Berto Ricci, l’anarco-fascista che riuscì a superare destra e sinistra (Video)

2 Feb 2017 15:53 - di Antonio Pannullo

Berto Ricci (1905-1941) fiorentino come Alessandro Pavolini, quest’ultimo gli rifiutò la tessera del Partito fascista nel 1932, dopo che seppe delle sue precedenti simpatie anarchiche. Ma a Roma, dove la domanda di Ricci arrivò, qualcuno che seppe tutta la storia e aveva il potere di decidere, gliela rilasciò, la tessera, argomentando: “O non eravamo anche noi tutti anarchici?”. Ricci in realtà aveva simpatizzato col fascismo fin dal 1927, ma gli ci vollero cinque anni di riflessioni prima di fare un passo che considerava definitivo. E lo fu, non cambiò mai più bandiera. Si laureò a Pisa in Matematica, e tutta la vita fece il professore nelle scuole, anche se collaborava con varie riviste culturali e politiche e fondava giornali. Di Mussolini gli piaceva la rivoluzione, ma è sbagliato chiamarlo “fascista di sinistra”, perché Ricci sintetizzò nel fascismo destra e sinistra: condivideva il fascismo-regime, quello dell’Impero, sostenendo che quando si fosse radicato avrebbe dovuto tirar fuori la sua anima sociale, come in effetti poi avvenne. Dopo la laurea Ricci collaborò con Il Selvaggio di Maccari e altre riviste fiorentine come il Bargello, il foglio d’ordine di combattimento della federazione fascista, e con Rivoluzione, l’organo degli studenti del Guf, i Gruppi universitari fascisti. Anti-accademico, poeta, populista, Ricci aveva in avversione Giovanni Gentile, sostenuto in questo da Julius Evola, che conobbe, anche lui impegnato nella battaglia filosofica anti-idealista. Nel 1931 fonda insieme con un gruppo di intellettuali in quindicinale L’Universale, al quale collaborano giornalisti del calibro di Indro Montanelli e Romano Bilenchi. Piacque a Mussolini, che gli chiese di collaborare con Il Popolo d’Italia. Nel 1936 chiude L’Universale e parte volontario per la guerra d’Etiopia scrivendo: ”non è più tempo di carta stampata”.

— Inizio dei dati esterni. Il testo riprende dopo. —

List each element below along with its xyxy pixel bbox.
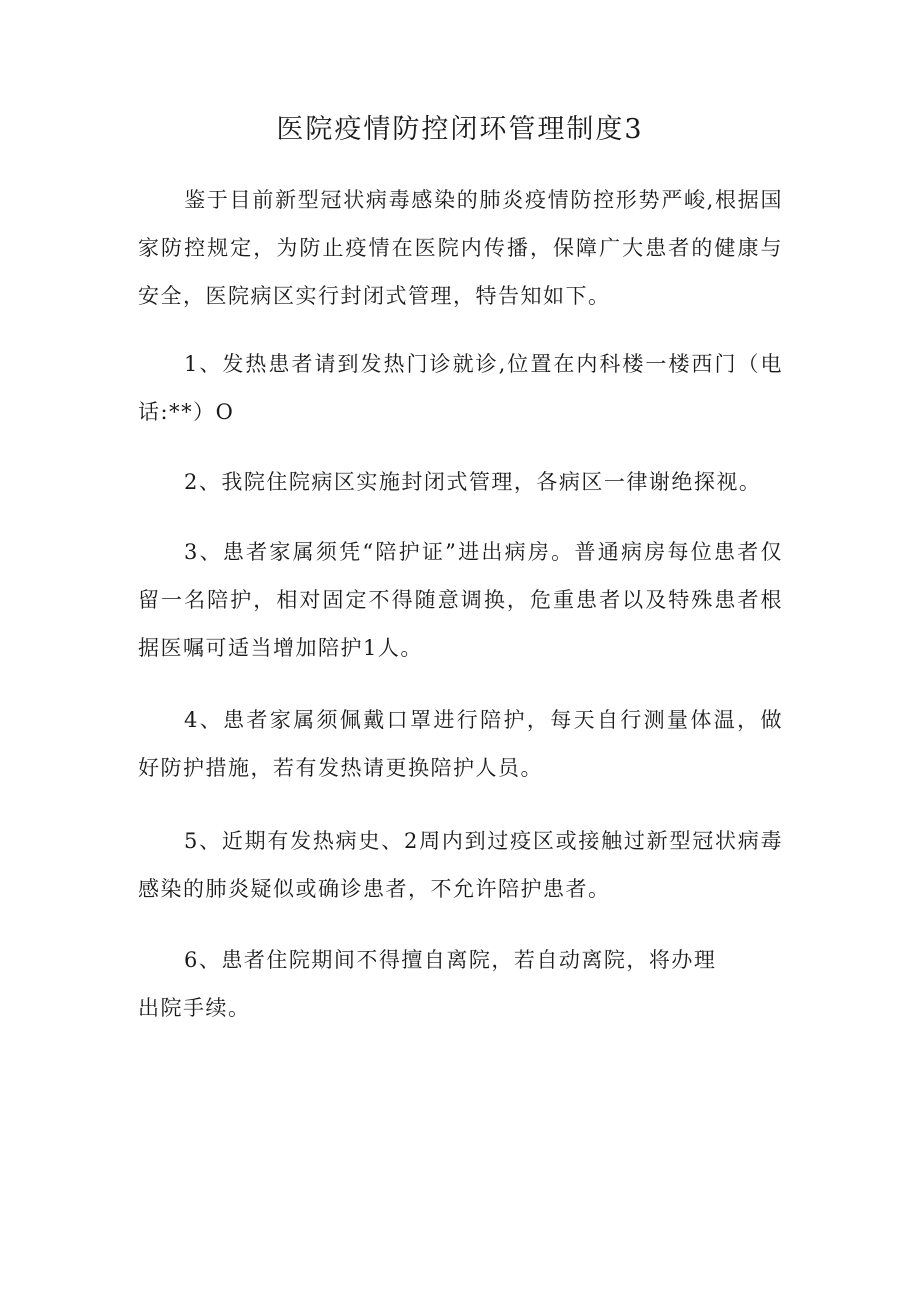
notice-item-4-text: 4、患者家属须佩戴口罩进行陪护，每天自行测量体温，做好防护措施，若有发热请更换陪护人员。: [138, 708, 783, 780]
document-title: 医院疫情防控闭环管理制度3: [276, 114, 644, 145]
notice-item-1: [138, 340, 783, 436]
notice-item-2-text: 2、我院住院病区实施封闭式管理，各病区一律谢绝探视。: [184, 470, 762, 494]
notice-item-3-text: 3、患者家属须凭“陪护证”进出病房。普通病房每位患者仅留一名陪护，相对固定不得随意调换，危重患者以及特殊患者根据医嘱可适当增加陪护1人。: [138, 540, 783, 660]
notice-item-6-line1: 6、患者住院期间不得擅自离院，若自动离院，将办理: [184, 948, 717, 972]
notice-item-6-line2: 出院手续。: [138, 996, 251, 1020]
notice-item-5-text: 5、近期有发热病史、2周内到过疫区或接触过新型冠状病毒感染的肺炎疑似或确诊患者，不允许陪护患者。: [138, 829, 783, 901]
intro-paragraph: [138, 176, 783, 320]
notice-item-1-text: 1、发热患者请到发热门诊就诊,位置在内科楼一楼西门（电话:**）O: [138, 352, 783, 424]
notice-item-2: [138, 458, 783, 506]
notice-item-5: [138, 817, 783, 913]
notice-item-4: [138, 696, 783, 792]
intro-text: 鉴于目前新型冠状病毒感染的肺炎疫情防控形势严峻,根据国家防控规定，为防止疫情在医院内传播，保障广大患者的健康与安全，医院病区实行封闭式管理，特告知如下。: [138, 188, 783, 308]
notice-item-3: [138, 528, 783, 672]
notice-item-6: [138, 936, 783, 1032]
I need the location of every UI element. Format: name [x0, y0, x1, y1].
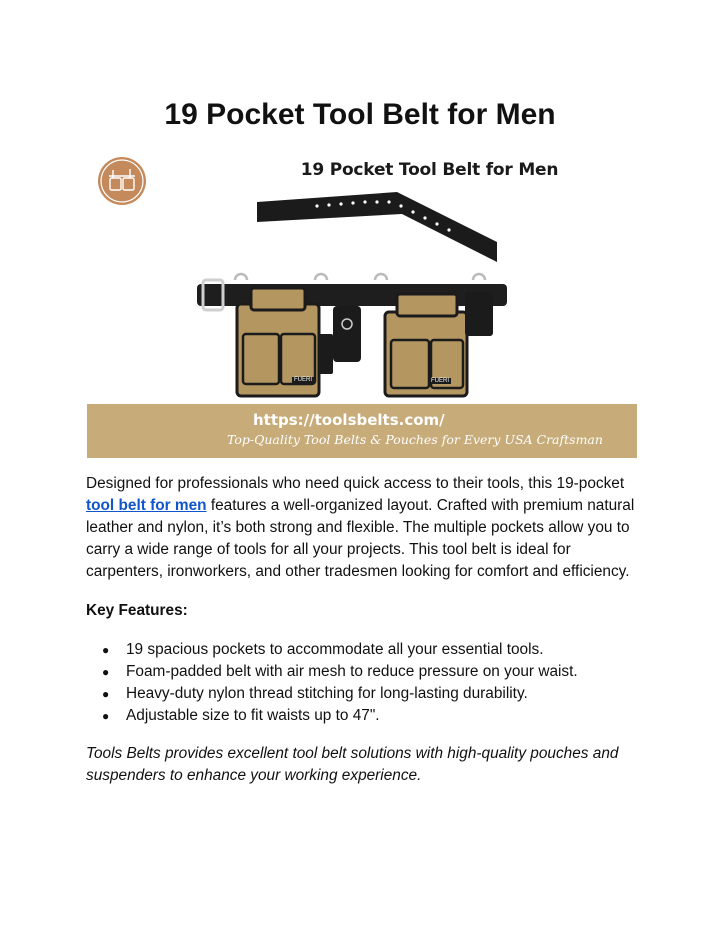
pouch-badge-left: FUERI	[294, 377, 312, 383]
intro-paragraph	[86, 473, 636, 583]
document-body	[86, 473, 636, 787]
page-title: 19 Pocket Tool Belt for Men	[164, 98, 556, 131]
list-item: ● Adjustable size to fit waists up to 47".	[126, 705, 636, 727]
list-item: ● 19 spacious pockets to accommodate all your essential tools.	[126, 639, 636, 661]
intro-text-before: Designed for professionals who need quick access to their tools, this 19-pocket	[86, 475, 625, 492]
hero-image-title: 19 Pocket Tool Belt for Men	[300, 160, 559, 180]
banner-url: https://toolsbelts.com/	[253, 411, 445, 429]
bullet-icon: ●	[102, 643, 110, 657]
pouch-badge-right: FUERI	[431, 378, 449, 384]
closing-paragraph: Tools Belts provides excellent tool belt solutions with high-quality pouches and suspenders to enhance your working experience.	[86, 745, 619, 784]
tool-belt-for-men-link[interactable]: tool belt for men	[86, 497, 207, 514]
tool-belt-illustration	[197, 184, 517, 400]
intro-text-after: features a well-organized layout. Crafted with premium natural leather and nylon, it’s both strong and flexible. The multiple pockets allow you to carry a wide range of tools for all your projects. This tool belt is ideal for carpenters, ironworkers, and other tradesmen looking for comfort and efficiency.	[86, 497, 635, 580]
hero-banner	[87, 404, 637, 458]
bullet-icon: ●	[102, 709, 110, 723]
bullet-icon: ●	[102, 665, 110, 679]
banner-tagline: Top-Quality Tool Belts & Pouches for Every USA Craftsman	[227, 432, 603, 447]
key-features-heading: Key Features:	[86, 602, 188, 619]
list-item: ● Heavy-duty nylon thread stitching for long-lasting durability.	[126, 683, 636, 705]
bullet-icon: ●	[102, 687, 110, 701]
hero-image	[87, 148, 637, 458]
list-item: ● Foam-padded belt with air mesh to reduce pressure on your waist.	[126, 661, 636, 683]
key-features-list	[86, 639, 636, 727]
tool-pouch-logo-icon	[97, 156, 147, 206]
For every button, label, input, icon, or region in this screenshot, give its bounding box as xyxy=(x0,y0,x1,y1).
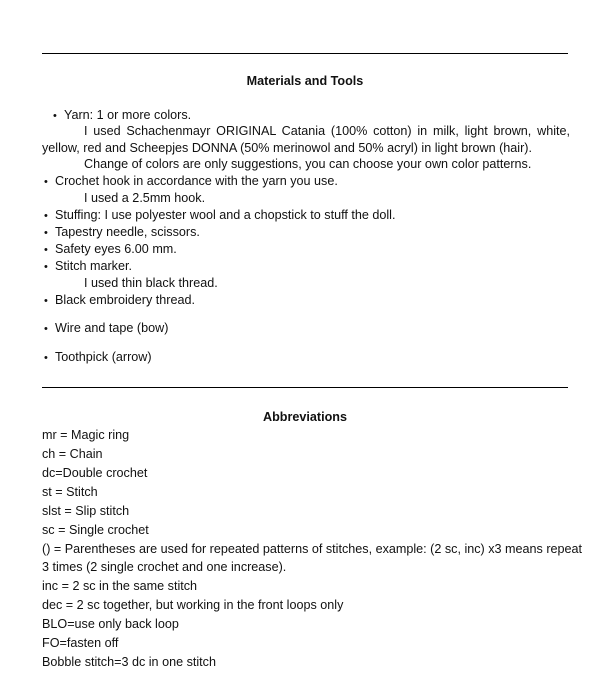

Ricci morì in Libia mitragliato da uno Spitfire

Nel 1940 partecipò al convegno sulla Scuola di Mistica fascista di Nicolò Giani e Guido Pallotta, insistendo sul tema dell’unità sociale e della socializzazione nell’impresa. Ricci non fu solo una dei pensatori fascisti più originali, ma probabilmente lo fu di tutto il Novecento: considerava decadenti la chiesa, il capitalismo, il nazionalismo, concetti espressi anche nell’unico saggio che ci ha lasciato, Lo scrittore italiano, ripubblicato da Ciarrapico editore nel 1984 e prefato dallo stesso Montanelli. Giudicava positivamente la Germania nazista, ma era assolutamente anti-razzista: “Nella concezione universale del facismo non c’è posto per il razzismo. L’ascaro è nostro fratello”. Incorruttibile, povero: famoso il suo pranzo di nozze, quando offrì sette cappuccini agli altrettanti invitati, viveva da spartano, in una stanza con un letto di ferro e un tavolo pieno di libri. Allo scoppio della Seconda Guerra Mondiale ripartì volontario e fu mandato in Libia come tenente delle Camicie nere, precisamente in Cirenaica, dove il 2 febbraio 1941 uno Spitfire inglese lo mitragliò e lo uccise. È sepolto al Sacrario dei Caduti d’Oltremare di Bari. Dopo la guerra, con decisione vergognosa ma non rara nella damnatio memoriae che l’antifascismo ha preteso di fare senza riuscirci, il comune di Firenze gli cancellò la via che gli era stata dedicata per i suoi meriti culturali. Come disse una volta a Montanelli: “Pensa che se imbocchi una strada devi batterla sino in fondo”. Come ha fatto lui, che – Mussolini vivo – non risparmiò critiche agli aspetti più grotteschi del fascismo o a quelli che vi aderivano per convenienza. Non aspettò, Berto Ricci, che Mussolini fosse appeso a piazzale Loreto per criticarlo, come fecero molti intellettuali fascistissimi.